Dans mon cas, j'ai dû prendre contact avec les sciences naturelles et assimiler les fondamentaux. Je suis obligée d'aller puiser dans l'éthologie, dans l'urbanisme aussi, dans la sociologie. Concrètement, je vais chercher dans l'éthologie des éléments pour comprendre le comportement du pigeon, en sociologie un éclairage quant aux représentations et à la position de la société vis-à-vis de ces animaux, par la philosophie et le droit, je vais chercher à comprendre leur « statut », etc.
Il me semble que de plus en plus de conférences, de masters sont portés par une forme de pluridisciplinarité. Mais cela n'est pas nouveau, c'est à la base de la pensée humaniste bien qu'il ait eu une nécessité de poser des frontières pour définir chaque science. Dans la réalité rien n'est cloisonné. Mais bon, je dois tout de même rester vigilante pour ne pas glisser dans l'éthologie !

Avez-vous déjà une idée concernant un futur métier ?
Si c'était possible, j'aimerais beaucoup exercer un métier où je puisse me consacrer à observer, étudier les espaces où une espèce animale x évoluerait.

Comment accéder à l'information dans des disciplines connexes à la sienne ?
On y arrive d'abord par des recherches personnelles. Les articles scientifiques ne sont pas nécessairement complexes, en revanche dans mon cas la difficulté consiste surtout dans le fait qu'ils sont pour la plupart publiés en anglais avec des termes que je ne connaissais pas forcément. Puis tout au long des recherches, j'ai eu la chance de rencontrer des personnes qui m'ont donné accès à davantage de documentation.

Quels outils utilisez-vous pour ces recherches documentaires ?
J'ai recours aux catalogues de différentes bibliothèques universitaires, au Sudoc, et à plusieurs bases de données (CAIRN / JSTORE). Egalement, les documents vidéos et la filmographie m'ont aidée. Mais les bibliographies sont l'outil le plus précieux. Elles permettent d'identifier les fondamentaux (les Bibles du sujet !) et de percevoir comment d'autres chercheurs se positionnent par rapport au sujet. La bibliographie donne aussi la mesure de ce qui se fait (ou ce qui s'est fait) dans l'étude d'un sujet, quelles disciplines l'abordent et lesquelles le boudent.
C'est très intéressant d'analyser cet aspect-là. On considère notre étude au travers des tendances générales d'une époque. Aujourd'hui, concernant les pigeons, les études mettent l'accent sur la question du risque sanitaire, de la gestion qu'il faut en faire. Entre 1930 et 1970, on s'intéressait plutôt au pigeon voyageur, aux comportements de l'espèce, mais on ne le situait pas forcément dans la ville tel qu'on peut le voir aujourd'hui autour des thèmes de la biodiversité et de la ville durable.
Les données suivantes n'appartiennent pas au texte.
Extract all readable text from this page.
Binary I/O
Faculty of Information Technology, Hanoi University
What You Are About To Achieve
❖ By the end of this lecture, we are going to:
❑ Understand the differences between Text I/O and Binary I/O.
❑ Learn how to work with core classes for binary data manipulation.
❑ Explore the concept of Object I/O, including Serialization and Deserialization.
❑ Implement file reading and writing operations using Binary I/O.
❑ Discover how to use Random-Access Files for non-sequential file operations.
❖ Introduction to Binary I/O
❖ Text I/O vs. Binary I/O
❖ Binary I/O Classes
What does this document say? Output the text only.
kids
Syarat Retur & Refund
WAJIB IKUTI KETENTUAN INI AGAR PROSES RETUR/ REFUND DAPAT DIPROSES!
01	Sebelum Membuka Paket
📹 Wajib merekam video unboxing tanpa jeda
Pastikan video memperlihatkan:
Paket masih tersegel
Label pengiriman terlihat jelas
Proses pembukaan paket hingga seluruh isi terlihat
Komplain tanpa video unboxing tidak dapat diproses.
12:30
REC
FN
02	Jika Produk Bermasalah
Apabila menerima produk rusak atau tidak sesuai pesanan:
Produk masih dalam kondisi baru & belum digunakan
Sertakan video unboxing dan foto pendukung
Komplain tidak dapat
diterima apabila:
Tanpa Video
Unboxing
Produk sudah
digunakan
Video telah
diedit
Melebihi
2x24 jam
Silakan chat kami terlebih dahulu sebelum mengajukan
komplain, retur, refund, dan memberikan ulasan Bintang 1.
Et pour le jeune chercheur, quels conseils ?
Toujours en appeller à la curiosité même s'il est fondamental de s'entourer de garde-fous qui permettent de recadrer fréquemment la recherche. Il est très tentant et très facile de partir dans tous les sens. Dans le cadre d'un master, c'est le directeur de mémoire qui joue ce rôle.